By Tileni Mongudhi and Mathias Haufiku | 17 September 2019


A HIGH Court judge has rejected an application by chartered accountant Hans Hashagen to halt disciplinary charges against him.

Hashagen was charged for his role in “questionable” forensic investigations that led to the firing of two parastatal bosses.

He was accused of hiding crucial information from his report into the loss of millions of Namibia dollars which had been invested by the Government Institutions Pension Fund (GIPF).

That report led to the firing of former Namibia Financial Institutions Supervisory Authority (Namfisa) chief executive Rainer Ritter.

Ritter was fired after he insisted on investigating political figures and other culprits allegedly implicated in the disappearance of millions of Namibia dollars in public servants’ pension money invested by the GIPF.

The Public Accountants and Auditors Board (PAAB) subsequently instituted disciplinary charges against Hashagen in 2016 for sins he allegedly committed when he was a senior partner at the auditing firm Ernst & Young.

Hashagen – who is now an advisory and risk assurance services partner at PwC Namibia – challenged the PAAB’s decision to charge him, in court.

His court action halted a disciplinary hearing that was supposed to start in October 2016.

High Court judge Thomas Masuku last week ruled that Hashagen’s attempt to have the disciplinary process reviewed by the High Court was premature, and that he did not exhaust internal processes within the regulatory body.

Masuku agreed with the board that the disciplinary process can only be challenged after it has been concluded.

The judge also concurred with the PAAB’s argument that Hashagen had the opportunity to raise concerns around procedural issues within the board’s disciplinary frameworks, but failed to do so.

The accounting body insisted that its decision to charge Hashagen and start the process of having him answer to charges, was investigative in nature.

The move to charge him was not a conclusion to the process, the PAAB said.

Hashagen’s run-in with the accounting professional watchdog emanates from a 2008 forensic audit or investigation he conducted at Namfisa.

He was at the time senior partner at Ernst & Young.

As a result of his investigation, Namfisa fired its then chief executive Ritter, who alleged that some Namfisa officials wanted to cover up an investigation into the GIPF’s investments.

In 2011, Ritter then challenged the investigation, its processes and conclusions. He also attacked the fact that he felt the investigation was not in line with international auditing standards.

The PAAB only discussed his initial complaint two years later.

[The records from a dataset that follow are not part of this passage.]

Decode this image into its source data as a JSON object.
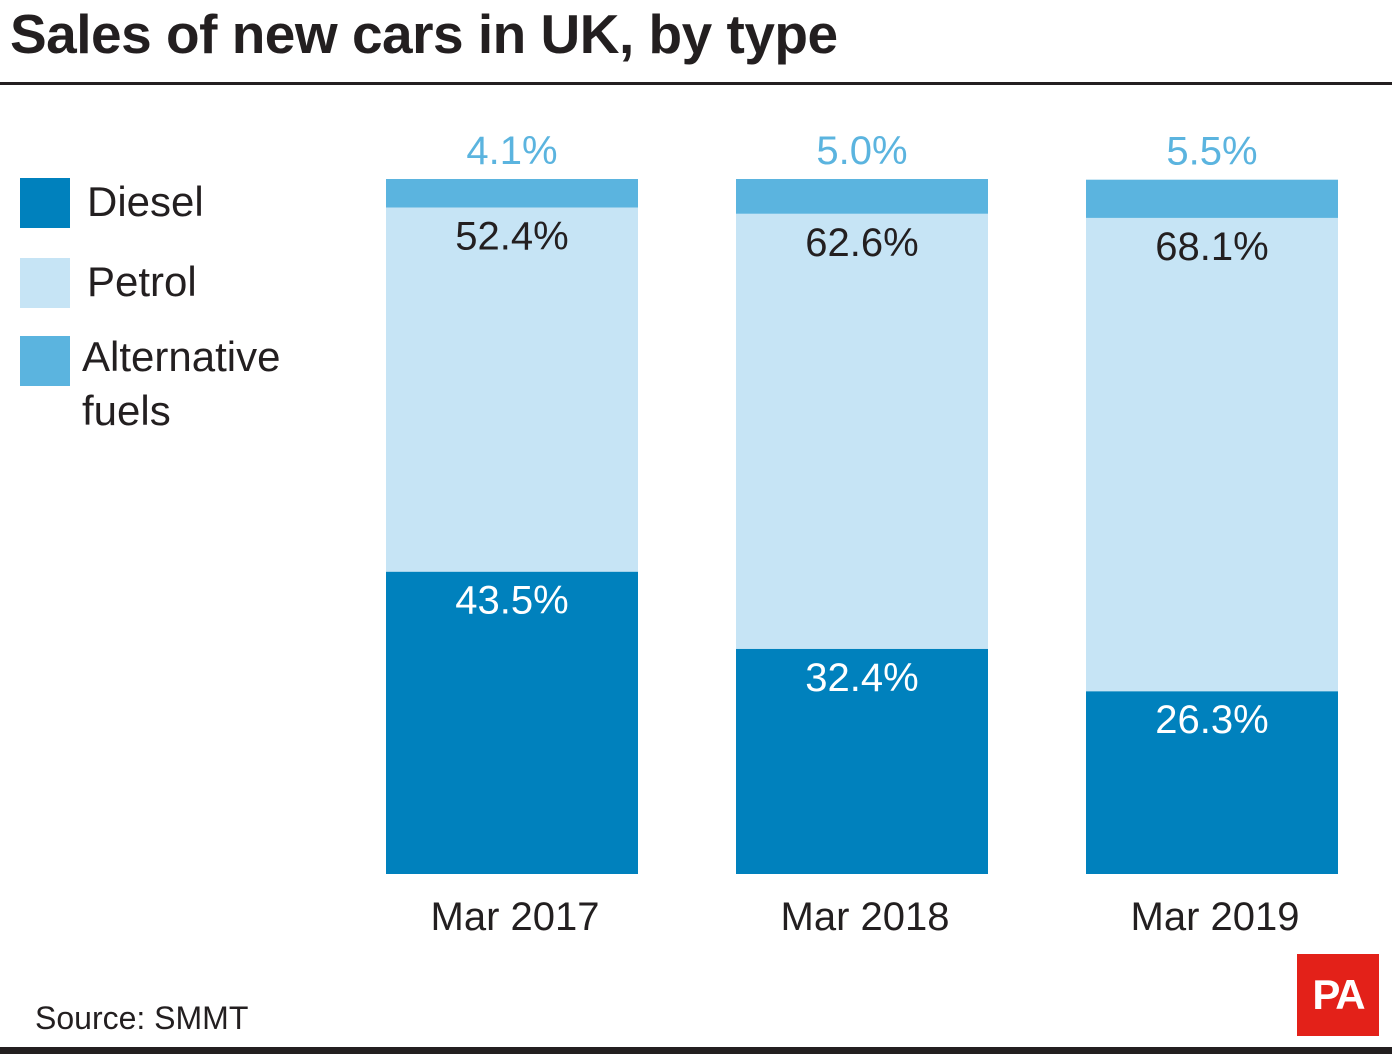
{
  "title": "Sales of new cars in UK, by type",
  "source": "Source: SMMT",
  "logo": "PA",
  "legend": [
    {
      "label": "Diesel",
      "color": "#0081bd"
    },
    {
      "label": "Petrol",
      "color": "#c6e4f5"
    },
    {
      "label": "Alternative fuels",
      "color": "#5bb4df"
    }
  ],
  "chart_data": {
    "type": "bar",
    "stacked": true,
    "title": "Sales of new cars in UK, by type",
    "categories": [
      "Mar 2017",
      "Mar 2018",
      "Mar 2019"
    ],
    "series": [
      {
        "name": "Diesel",
        "values": [
          43.5,
          32.4,
          26.3
        ],
        "labels": [
          "43.5%",
          "32.4%",
          "26.3%"
        ],
        "color": "#0081bd",
        "label_color": "#ffffff"
      },
      {
        "name": "Petrol",
        "values": [
          52.4,
          62.6,
          68.1
        ],
        "labels": [
          "52.4%",
          "62.6%",
          "68.1%"
        ],
        "color": "#c6e4f5",
        "label_color": "#231f20"
      },
      {
        "name": "Alternative fuels",
        "values": [
          4.1,
          5.0,
          5.5
        ],
        "labels": [
          "4.1%",
          "5.0%",
          "5.5%"
        ],
        "color": "#5bb4df",
        "label_color": "#5bb4df"
      }
    ],
    "xlabel": "",
    "ylabel": "",
    "ylim": [
      0,
      100
    ],
    "grid": false,
    "legend_position": "left"
  }
}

A legal opinion was then sought, which concluded that there were no prospects of success in charging Hashagen.

Ritter was notified in 2015 that the PAAB would not be charging Hashagen, but the former Namfisa CEO persisted, and threatened legal action against the board.

As a result, a second legal opinion was sought, which then paved the way for the regulatory body to charge Hashagen.

The Namibian also reported in 2015 that apart from Ritter, former Namibia Training Authority boss Maria Nangolo-Rukoro laid a complaint against Ernst & Young and Hashagen, because their audit or investigation led to her being fired.

Although he was no longer in Ernst & Young’s employ, Hashagen at the time defended himself, saying forensic investigations should not be confused with audits.

He said an audit is when the auditor expresses an opinion on a sample basis regarding an institution’s financial position, while a forensic investigation looks at a specific transaction from inception to end, and it does not have to be a financial transaction.

At the time, he also questioned the PAAB’s jurisdiction over forensic investigations he carried out, saying that forensic investigators are regulated by the Association of Certified Fraud Examiners, and do not fall under the PAAB.